Predicting the river level at Welsh Bridge, Shrewsbury using Machine Learning

The dotted line indicates today with the values to the left being historical measurements
and the forecast prediction to the right of the line. The orange line is the threshold for
possible property flooding and the red line the record level. Predictions are run daily.

Random Forest Regressor

The graph above is for the predictions made by a Random Forest regressor. The model uses the Scikit-learn library.

Multi-layer Perceptron

The graph above is for the predictions made by a self-coded Multi-layer Perceptron.
Real time data is congregated using multiple APIs in a Python and csv based data pipeline. The neural network is written in C# and includes mini-batch gradient descent, multi-threading and L2 regularisation/weight decay.

This is my first attempt at coding a deep learning model from scratch and there are many possible improvements. In addition to this, the very small dataset n ~ 1800 meant that optimisation and effective generalisation was certainly not optimal. The Random Forest algorithm maybe a better predictor (although it often produces a lot of false positives during the summer).

Key Features

Key features of this Machine Learning project

Data pipeline

The data pipeline is written in Python, acquires data from 3 different APIs and stores data in a csv based system, with the help of Pandas.

Model

The model is a self-coded Multi-layer Perceptron written in C# incorporating multi-threading and mini batch gradient descent.

Website

The website is hosted on a Raspberry Pi. The model is run daily, predictions are recorded and the graphs are updated.

this uses Environment Agency flood and river level data from the real-time data API (Beta)

Forecast Analysis

Focussing on the period from September to the end of October 2020.
High rainfall causes the river level to peak above the summer baseline. The following three graphs compare the predicted forecast (RF, NN) for 2, 5 and 10 days ahead versus the actual river level (red).

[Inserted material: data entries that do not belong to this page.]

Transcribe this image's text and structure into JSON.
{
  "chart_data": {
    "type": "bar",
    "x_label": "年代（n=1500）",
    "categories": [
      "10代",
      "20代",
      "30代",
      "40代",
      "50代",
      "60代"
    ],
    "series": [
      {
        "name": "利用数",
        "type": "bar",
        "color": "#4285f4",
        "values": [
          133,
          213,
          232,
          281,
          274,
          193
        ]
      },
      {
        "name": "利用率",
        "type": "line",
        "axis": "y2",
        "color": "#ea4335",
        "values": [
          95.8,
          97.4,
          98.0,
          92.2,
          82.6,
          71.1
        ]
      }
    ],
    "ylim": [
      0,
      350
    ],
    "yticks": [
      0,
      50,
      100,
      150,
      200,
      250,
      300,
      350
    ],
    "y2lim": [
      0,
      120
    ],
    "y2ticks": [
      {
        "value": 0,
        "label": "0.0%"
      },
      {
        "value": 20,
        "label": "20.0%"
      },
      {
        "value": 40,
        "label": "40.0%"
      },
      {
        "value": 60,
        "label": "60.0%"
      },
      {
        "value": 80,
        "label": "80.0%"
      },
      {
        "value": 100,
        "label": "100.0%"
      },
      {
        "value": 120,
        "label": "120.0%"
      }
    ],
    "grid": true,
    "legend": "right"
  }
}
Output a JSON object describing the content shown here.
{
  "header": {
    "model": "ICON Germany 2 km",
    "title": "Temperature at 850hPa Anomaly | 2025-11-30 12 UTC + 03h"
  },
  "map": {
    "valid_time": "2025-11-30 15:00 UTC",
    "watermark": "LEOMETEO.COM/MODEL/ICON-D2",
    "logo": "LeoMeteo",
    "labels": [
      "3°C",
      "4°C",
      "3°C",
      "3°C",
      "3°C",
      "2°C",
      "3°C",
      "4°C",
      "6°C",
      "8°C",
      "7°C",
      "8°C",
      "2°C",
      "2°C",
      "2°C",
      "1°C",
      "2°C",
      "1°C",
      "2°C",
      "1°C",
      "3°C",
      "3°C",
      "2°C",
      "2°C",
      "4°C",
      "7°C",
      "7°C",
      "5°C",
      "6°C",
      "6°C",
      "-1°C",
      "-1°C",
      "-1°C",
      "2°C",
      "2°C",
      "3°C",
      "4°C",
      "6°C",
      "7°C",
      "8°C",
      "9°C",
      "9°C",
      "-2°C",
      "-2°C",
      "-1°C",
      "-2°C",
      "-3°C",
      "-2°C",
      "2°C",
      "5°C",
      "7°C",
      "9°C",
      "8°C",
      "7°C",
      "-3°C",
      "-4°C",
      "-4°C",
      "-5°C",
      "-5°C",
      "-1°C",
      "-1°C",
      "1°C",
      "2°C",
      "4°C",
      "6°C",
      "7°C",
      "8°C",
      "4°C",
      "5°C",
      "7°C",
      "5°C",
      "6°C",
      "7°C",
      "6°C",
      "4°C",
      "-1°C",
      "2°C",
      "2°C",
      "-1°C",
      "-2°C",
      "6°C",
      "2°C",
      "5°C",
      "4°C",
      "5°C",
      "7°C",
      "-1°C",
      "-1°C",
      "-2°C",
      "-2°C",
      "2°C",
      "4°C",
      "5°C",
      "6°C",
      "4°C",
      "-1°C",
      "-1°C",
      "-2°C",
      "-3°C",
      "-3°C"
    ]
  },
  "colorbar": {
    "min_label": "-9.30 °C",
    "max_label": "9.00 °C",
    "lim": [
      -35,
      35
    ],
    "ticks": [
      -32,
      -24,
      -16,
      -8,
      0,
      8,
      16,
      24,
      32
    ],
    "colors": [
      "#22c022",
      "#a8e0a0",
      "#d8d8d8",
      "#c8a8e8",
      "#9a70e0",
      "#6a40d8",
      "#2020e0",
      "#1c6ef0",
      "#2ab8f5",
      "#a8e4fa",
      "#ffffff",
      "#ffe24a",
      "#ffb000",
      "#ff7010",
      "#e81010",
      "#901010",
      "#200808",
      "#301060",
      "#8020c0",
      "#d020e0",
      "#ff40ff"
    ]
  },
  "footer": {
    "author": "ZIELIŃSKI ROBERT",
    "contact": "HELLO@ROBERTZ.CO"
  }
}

The first graph clearly shows that the forecast would have captured the peak rise two days in advance of when it occurs showing it is suitable for flood management preparation. Both forecast methods are within 20cm of the peak level. The 5-day graph also shows that the models were able to predict the rising level 5 days prior.

The 10-day prediction forecast had a poor predictability power. This could due to the uncertainty of
the rainfall forecast used which heavily influences river flow for longer term forecasts. There will also
be very limited benefit from the current river levels from the gauging stations upstream which don't
really influence 10 days in advance.

Analysis of prediction for April to October 2020. Neural network (NN) light blue/Random Forest (RF) purple. RMSE is the root of the mean squared error between the actual and predicted river level. The graphs show the error increase as the forecast day ahead increases (x-axis: 10-day, 5-day, 2-day). Random forest performs better than the Neural Network with an error (RMSE) of 22 cm at 5-days.